Nous avons des skills pour chacune des plateformes de messagerie, pour Gmail, pour la transcription vocale, et pour la configuration générale, le débogage et la personnalisation. Mais la vraie puissance, c’est que n’importe qui peut en contribuer de nouveaux.

Imaginons que quelqu’un veuille que son NanoClaw gère sa musique. Il travaille avec Claude pour construire une intégration avec Spotify. Une fois que ça fonctionne, il peut contribuer un skill Spotify qui apprend aux NanoClaw des autres utilisateurs comment gérer l’intégration de base : utiliser l’API Spotify, comment se connecter, et ainsi de suite.

Mais le skill ne couvre que cette intégration de base. L’implémentation réelle est sur-mesure pour chaque utilisateur final. Si une personne a seulement besoin de lire ses playlists existantes, elle peut demander à Claude d’ajouter cette capacité. Si une autre veut modifier la vitesse de lecture de ses podcasts, elle peut le faire à la place. Pas besoin d’écrire de la logique pour des appels API que vous ne ferez jamais.

C’est un nouveau modèle de logiciel ultra-personnalisé, où chacun dispose uniquement de l’ensemble précis de fonctionnalités dont il a besoin dans son propre dépôt forké, sans des masses de code non voulu et inutilisé. Votre assistant évoluera au fur et à mesure que vos besoins et workflows changent, ou si vous avez simplement une nouvelle idée pour quelque chose de cool.

Et parce que vous n’avez que du code que vous avez choisi d’ajouter, vous pouvez réellement lire et auditer l’intégralité de votre codebase. Un agent monolithique avec 400 000 lignes de code expose toute sa surface d’attaque, que vous utilisiez deux fonctionnalités ou vingt. Avec les skills, la frontière est claire : quelques milliers de lignes, et elles sont toutes à vous. J’ai écrit plus en détail sur pourquoi c’est important dans Ne faites pas confiance aux agents IA.
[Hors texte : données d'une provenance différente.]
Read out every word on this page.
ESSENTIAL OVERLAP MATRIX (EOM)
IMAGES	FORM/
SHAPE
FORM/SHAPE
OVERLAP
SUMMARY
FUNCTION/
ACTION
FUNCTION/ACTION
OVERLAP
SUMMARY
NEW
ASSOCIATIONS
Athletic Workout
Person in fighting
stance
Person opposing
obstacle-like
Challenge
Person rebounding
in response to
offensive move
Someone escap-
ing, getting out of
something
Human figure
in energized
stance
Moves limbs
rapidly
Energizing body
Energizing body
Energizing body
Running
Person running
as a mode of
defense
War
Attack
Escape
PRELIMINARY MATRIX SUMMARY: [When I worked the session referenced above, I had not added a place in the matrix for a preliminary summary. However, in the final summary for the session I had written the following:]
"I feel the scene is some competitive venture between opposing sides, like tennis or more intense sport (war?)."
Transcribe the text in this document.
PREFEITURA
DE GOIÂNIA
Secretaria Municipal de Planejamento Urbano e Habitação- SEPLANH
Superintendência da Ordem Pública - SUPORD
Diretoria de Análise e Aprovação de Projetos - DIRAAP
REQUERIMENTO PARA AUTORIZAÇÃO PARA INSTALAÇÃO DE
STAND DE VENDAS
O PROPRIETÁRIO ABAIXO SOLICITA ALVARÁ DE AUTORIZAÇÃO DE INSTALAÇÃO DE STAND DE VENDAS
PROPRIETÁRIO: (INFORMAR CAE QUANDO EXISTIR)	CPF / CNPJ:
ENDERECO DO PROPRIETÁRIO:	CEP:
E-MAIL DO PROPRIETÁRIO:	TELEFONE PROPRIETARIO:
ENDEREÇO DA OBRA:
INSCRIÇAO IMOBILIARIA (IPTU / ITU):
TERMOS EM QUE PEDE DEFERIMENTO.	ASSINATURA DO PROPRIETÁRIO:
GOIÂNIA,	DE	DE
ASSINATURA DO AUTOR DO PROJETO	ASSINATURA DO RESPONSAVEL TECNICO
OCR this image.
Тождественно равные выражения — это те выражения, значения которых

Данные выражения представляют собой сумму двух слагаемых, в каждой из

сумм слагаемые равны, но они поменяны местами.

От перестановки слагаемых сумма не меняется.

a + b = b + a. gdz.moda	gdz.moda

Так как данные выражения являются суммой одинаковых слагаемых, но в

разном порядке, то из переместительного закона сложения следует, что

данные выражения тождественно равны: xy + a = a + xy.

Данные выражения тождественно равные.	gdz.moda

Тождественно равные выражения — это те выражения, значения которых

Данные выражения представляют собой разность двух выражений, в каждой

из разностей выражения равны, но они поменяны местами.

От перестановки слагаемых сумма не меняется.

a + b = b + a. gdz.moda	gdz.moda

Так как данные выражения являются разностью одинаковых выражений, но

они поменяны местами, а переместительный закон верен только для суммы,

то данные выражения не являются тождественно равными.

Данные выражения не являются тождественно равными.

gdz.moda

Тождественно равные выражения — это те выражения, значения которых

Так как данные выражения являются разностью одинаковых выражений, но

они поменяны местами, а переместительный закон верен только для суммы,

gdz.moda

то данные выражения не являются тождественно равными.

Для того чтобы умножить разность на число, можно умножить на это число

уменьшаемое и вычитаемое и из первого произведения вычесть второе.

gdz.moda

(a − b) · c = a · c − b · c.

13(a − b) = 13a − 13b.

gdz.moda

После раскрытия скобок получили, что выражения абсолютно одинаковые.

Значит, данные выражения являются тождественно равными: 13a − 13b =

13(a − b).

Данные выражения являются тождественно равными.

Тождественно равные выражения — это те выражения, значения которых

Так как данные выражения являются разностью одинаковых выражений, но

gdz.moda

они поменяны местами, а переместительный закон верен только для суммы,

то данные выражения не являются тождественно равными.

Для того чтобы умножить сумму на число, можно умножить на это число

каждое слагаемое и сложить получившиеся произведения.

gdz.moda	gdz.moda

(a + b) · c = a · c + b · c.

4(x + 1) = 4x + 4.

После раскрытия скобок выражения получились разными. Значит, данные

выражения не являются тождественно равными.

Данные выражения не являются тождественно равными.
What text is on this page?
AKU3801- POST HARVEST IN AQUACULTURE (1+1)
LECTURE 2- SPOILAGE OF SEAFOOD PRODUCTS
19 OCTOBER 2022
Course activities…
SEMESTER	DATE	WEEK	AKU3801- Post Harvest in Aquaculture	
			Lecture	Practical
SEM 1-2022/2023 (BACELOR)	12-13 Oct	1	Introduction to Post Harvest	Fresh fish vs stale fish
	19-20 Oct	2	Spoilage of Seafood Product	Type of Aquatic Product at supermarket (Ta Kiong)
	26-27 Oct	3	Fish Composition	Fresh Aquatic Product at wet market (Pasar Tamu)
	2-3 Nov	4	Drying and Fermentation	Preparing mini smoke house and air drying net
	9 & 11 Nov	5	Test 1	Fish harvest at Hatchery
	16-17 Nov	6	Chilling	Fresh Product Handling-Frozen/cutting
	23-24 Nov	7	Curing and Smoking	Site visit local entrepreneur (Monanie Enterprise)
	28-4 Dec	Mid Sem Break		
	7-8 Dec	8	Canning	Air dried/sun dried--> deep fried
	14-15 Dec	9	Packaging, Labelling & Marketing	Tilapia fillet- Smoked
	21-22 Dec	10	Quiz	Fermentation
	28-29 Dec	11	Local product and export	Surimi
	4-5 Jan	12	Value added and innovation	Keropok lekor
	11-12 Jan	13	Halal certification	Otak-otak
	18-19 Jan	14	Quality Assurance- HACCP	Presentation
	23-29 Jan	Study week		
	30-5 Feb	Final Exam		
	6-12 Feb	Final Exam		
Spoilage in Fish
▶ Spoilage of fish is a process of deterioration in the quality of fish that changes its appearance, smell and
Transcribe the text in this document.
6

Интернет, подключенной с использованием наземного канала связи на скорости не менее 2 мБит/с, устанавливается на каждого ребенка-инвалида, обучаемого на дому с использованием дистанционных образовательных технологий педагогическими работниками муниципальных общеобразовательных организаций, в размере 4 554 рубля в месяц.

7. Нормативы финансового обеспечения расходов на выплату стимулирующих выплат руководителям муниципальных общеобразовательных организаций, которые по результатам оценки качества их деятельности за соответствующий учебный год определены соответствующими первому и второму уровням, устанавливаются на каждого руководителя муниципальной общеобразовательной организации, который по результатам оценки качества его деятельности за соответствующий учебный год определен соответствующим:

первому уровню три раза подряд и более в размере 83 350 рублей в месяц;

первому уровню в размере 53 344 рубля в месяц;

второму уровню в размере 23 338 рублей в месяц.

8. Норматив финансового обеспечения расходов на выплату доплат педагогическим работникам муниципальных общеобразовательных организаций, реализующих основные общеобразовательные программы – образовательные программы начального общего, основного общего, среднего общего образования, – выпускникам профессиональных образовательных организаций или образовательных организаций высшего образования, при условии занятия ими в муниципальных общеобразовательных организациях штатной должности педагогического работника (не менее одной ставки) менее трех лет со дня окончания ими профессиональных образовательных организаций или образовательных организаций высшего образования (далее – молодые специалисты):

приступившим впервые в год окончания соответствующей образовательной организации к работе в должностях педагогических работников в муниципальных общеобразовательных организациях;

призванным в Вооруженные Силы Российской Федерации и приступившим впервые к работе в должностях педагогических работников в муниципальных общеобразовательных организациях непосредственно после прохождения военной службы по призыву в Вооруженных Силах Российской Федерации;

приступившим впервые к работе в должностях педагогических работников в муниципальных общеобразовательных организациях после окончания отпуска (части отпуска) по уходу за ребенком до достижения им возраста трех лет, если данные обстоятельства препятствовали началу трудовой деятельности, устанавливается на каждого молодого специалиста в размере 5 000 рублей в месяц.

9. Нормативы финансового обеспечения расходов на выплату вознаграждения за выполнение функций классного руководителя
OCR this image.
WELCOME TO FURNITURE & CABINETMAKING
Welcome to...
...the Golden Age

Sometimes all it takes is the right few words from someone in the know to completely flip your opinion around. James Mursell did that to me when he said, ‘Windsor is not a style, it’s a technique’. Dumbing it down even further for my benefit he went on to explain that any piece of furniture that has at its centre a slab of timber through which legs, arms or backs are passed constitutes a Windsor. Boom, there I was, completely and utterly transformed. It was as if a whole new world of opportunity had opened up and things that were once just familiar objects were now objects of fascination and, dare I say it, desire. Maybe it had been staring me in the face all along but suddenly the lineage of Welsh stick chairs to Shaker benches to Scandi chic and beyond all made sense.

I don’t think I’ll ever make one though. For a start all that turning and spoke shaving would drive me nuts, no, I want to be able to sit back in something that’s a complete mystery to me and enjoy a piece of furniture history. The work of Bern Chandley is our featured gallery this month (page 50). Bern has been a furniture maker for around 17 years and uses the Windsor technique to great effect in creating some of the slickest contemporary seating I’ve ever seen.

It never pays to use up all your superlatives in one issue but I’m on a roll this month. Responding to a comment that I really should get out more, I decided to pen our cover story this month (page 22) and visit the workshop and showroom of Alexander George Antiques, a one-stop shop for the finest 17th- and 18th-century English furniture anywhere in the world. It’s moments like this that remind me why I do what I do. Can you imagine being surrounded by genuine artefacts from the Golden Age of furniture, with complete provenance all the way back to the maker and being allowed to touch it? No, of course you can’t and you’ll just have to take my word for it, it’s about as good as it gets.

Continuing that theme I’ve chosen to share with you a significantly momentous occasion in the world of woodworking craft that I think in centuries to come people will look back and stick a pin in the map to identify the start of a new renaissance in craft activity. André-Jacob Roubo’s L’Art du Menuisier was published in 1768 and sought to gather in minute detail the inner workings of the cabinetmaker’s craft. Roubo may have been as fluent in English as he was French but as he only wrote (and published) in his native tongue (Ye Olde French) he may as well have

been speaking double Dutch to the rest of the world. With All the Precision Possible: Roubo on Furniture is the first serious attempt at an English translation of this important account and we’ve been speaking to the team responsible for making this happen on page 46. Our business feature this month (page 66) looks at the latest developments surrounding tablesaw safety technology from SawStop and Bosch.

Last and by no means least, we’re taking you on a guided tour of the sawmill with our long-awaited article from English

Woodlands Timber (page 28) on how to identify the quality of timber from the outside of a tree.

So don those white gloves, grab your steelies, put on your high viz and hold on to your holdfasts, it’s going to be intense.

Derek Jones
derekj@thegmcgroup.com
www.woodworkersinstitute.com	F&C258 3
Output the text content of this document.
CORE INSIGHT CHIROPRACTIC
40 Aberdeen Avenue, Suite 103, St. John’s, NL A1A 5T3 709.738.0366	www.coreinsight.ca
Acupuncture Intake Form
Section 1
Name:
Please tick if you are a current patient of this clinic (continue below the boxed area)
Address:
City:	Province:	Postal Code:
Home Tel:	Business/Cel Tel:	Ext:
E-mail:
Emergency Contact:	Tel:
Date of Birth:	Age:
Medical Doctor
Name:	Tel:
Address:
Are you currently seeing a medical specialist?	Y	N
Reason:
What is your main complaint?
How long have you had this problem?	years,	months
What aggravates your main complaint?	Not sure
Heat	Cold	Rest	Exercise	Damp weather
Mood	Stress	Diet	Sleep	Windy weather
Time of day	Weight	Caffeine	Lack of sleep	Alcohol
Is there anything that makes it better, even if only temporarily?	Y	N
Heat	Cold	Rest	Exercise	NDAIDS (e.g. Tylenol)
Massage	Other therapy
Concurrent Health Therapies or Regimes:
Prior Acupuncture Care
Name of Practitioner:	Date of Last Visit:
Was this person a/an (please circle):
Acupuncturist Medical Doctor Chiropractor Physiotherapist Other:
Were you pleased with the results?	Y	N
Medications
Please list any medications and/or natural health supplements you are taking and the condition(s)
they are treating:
Karpathy a abordé cette idée de logiciel sur-mesure dans un fil séparé, décrivant un futur où l’app store d’applications distinctes parmi lesquelles on choisit est un concept de plus en plus dépassé, remplacé par des services AI-native orchestrés en applications hautement personnalisées et éphémères. Il a construit un tableau de bord de suivi cardio personnel en une heure, ce qui aurait pris dix heures il y a deux ans, et a noté que la vraie question est de savoir ce qui doit être en place pour que ça ne prenne qu’une minute.

C’est la direction dans laquelle NanoClaw est orienté.

L’IA rend ce type de logiciel personnalisable et sur-mesure possible.

NanoClaw le rend viable, en fournissant le cœur, la fondation à partir de laquelle construire, avec un design solide, une architecture robuste et un modèle de sécurité fort.

Les skills le rendent simple, en partageant ce qui fonctionne et en aidant les autres à le faire fonctionner pour eux.

Le futur, c’est le logiciel sans fonctionnalités. C’est un logiciel qui utilise l’IA comme Claude et les skills pour offrir à chaque utilisateur l’expérience sur-mesure dont il a besoin, sans aucun surplus ni gaspillage.

NanoClaw nous donne un premier aperçu de ce futur dès aujourd’hui.